Accredited Home Lenders Holding Co shares rose 43 percent on Friday after Lone Star Funds said it was prepared to buy the subprime mortgage lender at a lower price than it previously agreed to pay.

Accredited rejected the private equity firm's revised $8.50 per share bid, which valued it at about $214 million, saying it was not in shareholders' best interest.

The struggling San Diego-based company said it will instead pursue its Delaware Chancery Court lawsuit seeking to enforce Lone Star's June 4 agreement to pay $15.10 per share, valuing Accredited at the time at about $400 million.

Nothing we have seen to date has altered our perception of the strength of our case, Chief Executive James Konrath said in a statement.

Lone Star spokesman Ed Trissel did not immediately return a call seeking comment.

Dallas-based Lone Star's $8.50 per share offer, disclosed late Thursday, was 34.7 percent higher than Accredited's closing price that day. It eased investor fears the acquisition might fall apart, threatening Accredited's survival.

Subprime lenders make loans to people with poor credit. Dozens have quit the industry or gone bankrupt this year after defaults rose and investors stopped buying home loans they made, forcing them to either lend less or absorb losses.

Lone Star announced its revised offer eight days after Accredited said it would lay off 1,600 of its 2,600 workers and shut most of its lending business, which originated $15.8 billion of home loans last year.

Prior to Thursday, Lone Star had sought to back out of the merger, citing a drastic deterioration in Accredited's business. That triggered Accredited's August 11 lawsuit.

The fact Lone Star sees value suggests the market may be getting more rational, said Kevin Fitzsimmons, an analyst at Sandler O'Neill & Partners LP in New York. The value may have been there even two or three weeks ago, but no one was willing to recognize it.

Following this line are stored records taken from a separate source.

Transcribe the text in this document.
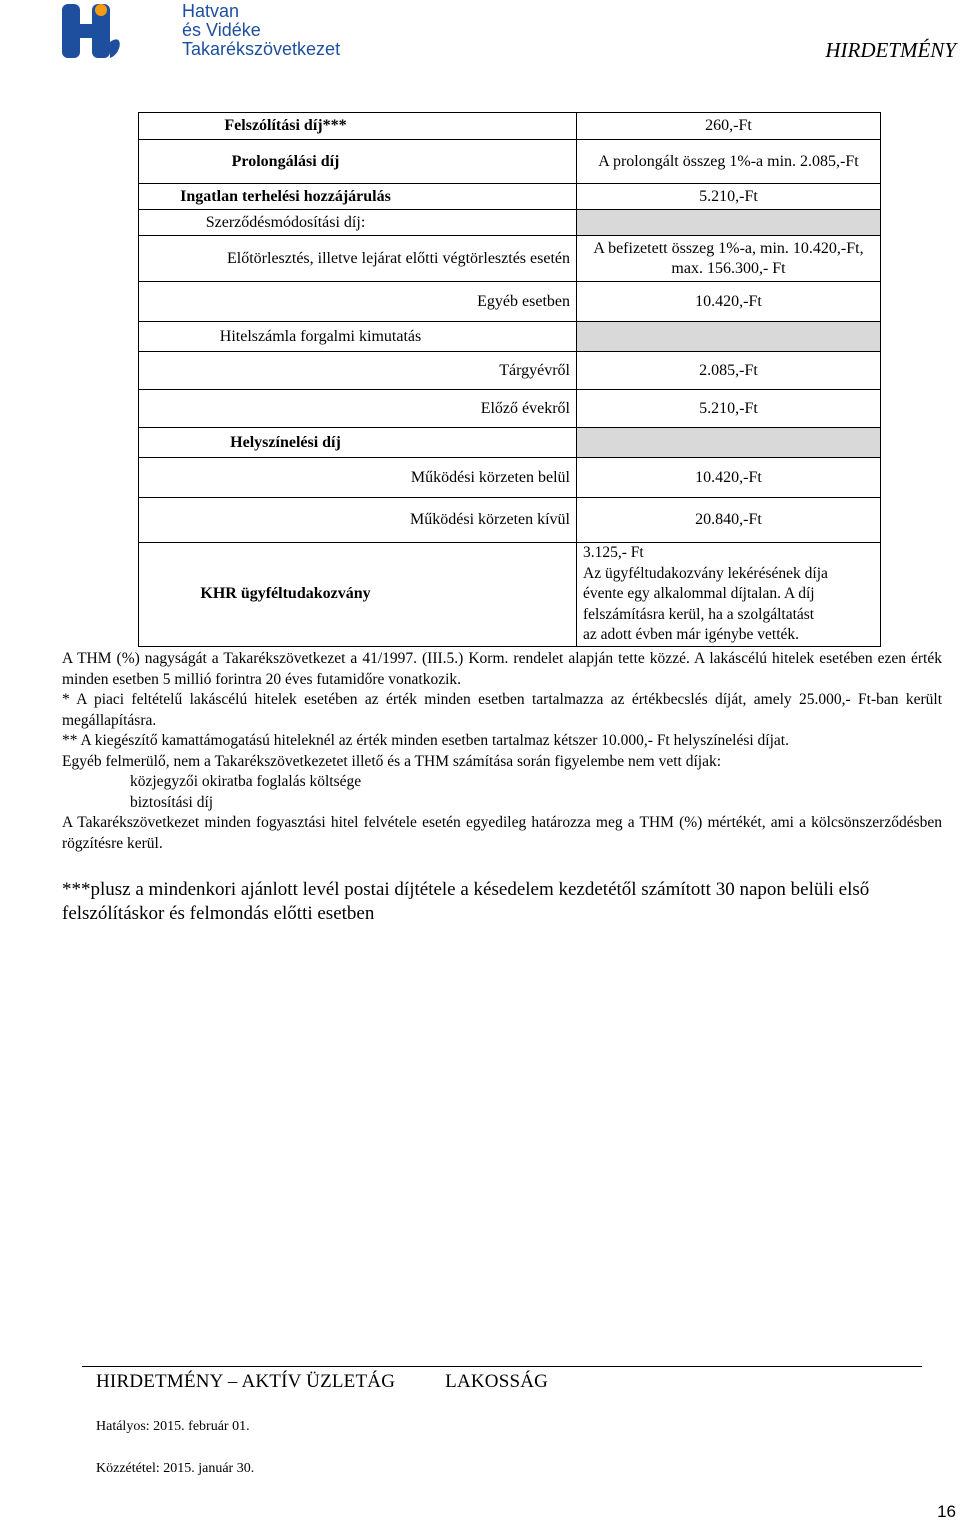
Hatvan
és Vidéke
Takarékszövetkezet	HIRDETMÉNY
Felszólítási díj***	260,-Ft
Prolongálási díj	A prolongált összeg 1%-a min. 2.085,-Ft
Ingatlan terhelési hozzájárulás	5.210,-Ft
Szerződésmódosítási díj:	
Előtörlesztés, illetve lejárat előtti végtörlesztés esetén	A befizetett összeg 1%-a, min. 10.420,-Ft, max. 156.300,- Ft
Egyéb esetben	10.420,-Ft
Hitelszámla forgalmi kimutatás	
Tárgyévről	2.085,-Ft
Előző évekről	5.210,-Ft
Helyszínelési díj	
Működési körzeten belül	10.420,-Ft
Működési körzeten kívül	20.840,-Ft
KHR ügyféltudakozvány	3.125,- Ft
Az ügyféltudakozvány lekérésének díja
évente egy alkalommal díjtalan. A díj
felszámításra kerül, ha a szolgáltatást
az adott évben már igénybe vették.

A THM (%) nagyságát a Takarékszövetkezet a 41/1997. (III.5.) Korm. rendelet alapján tette közzé. A lakáscélú hitelek esetében ezen érték minden esetben 5 millió forintra 20 éves futamidőre vonatkozik.

* A piaci feltételű lakáscélú hitelek esetében az érték minden esetben tartalmazza az értékbecslés díját, amely 25.000,- Ft-ban került megállapításra.

** A kiegészítő kamattámogatású hiteleknél az érték minden esetben tartalmaz kétszer 10.000,- Ft helyszínelési díjat.

Egyéb felmerülő, nem a Takarékszövetkezetet illető és a THM számítása során figyelembe nem vett díjak:

közjegyzői okiratba foglalás költsége

biztosítási díj

A Takarékszövetkezet minden fogyasztási hitel felvétele esetén egyedileg határozza meg a THM (%) mértékét, ami a kölcsönszerződésben rögzítésre kerül.

***plusz a mindenkori ajánlott levél postai díjtétele a késedelem kezdetétől számított 30 napon belüli első felszólításkor és felmondás előtti esetben
HIRDETMÉNY – AKTÍV ÜZLETÁG	LAKOSSÁG
Hatályos: 2015. február 01.
Közzététel: 2015. január 30.
16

Investors have been growing more optimistic that federal regulators will not let housing-related credit problems unduly damage the economy.

Still, Lone Star Vice President Marc Lipshy urged Accredited in an August 30 letter to accept the lowered offer because under current conditions the company may suffer further declines in value and have a difficult time surviving as a going concern.

Accredited shares closed on the Nasdaq up $2.74 at $9.05, above the new offer price. Fitzsimmons said this may mean investors believe the company could see higher offer, perhaps from a new bidder.

Victoria Console and Rick Howe, spokespersons for Accredited, did not return requests for comment on Friday.

Lone Star joined Cerberus Capital Management LP among private equity firms seeking new terms for subprime lender acquisitions.

On Thursday, tax preparer H&R Block Inc (HRB.N: Quote, Profile, Research) said it reopened talks on the sale of its money-losing Option One Mortgage Corp subprime unit to Cerberus.

Chief Executive Mark Ernst said H&R Block may close Option One's lending business and sell Cerberus just the loan servicing business, which he said remained quite valuable.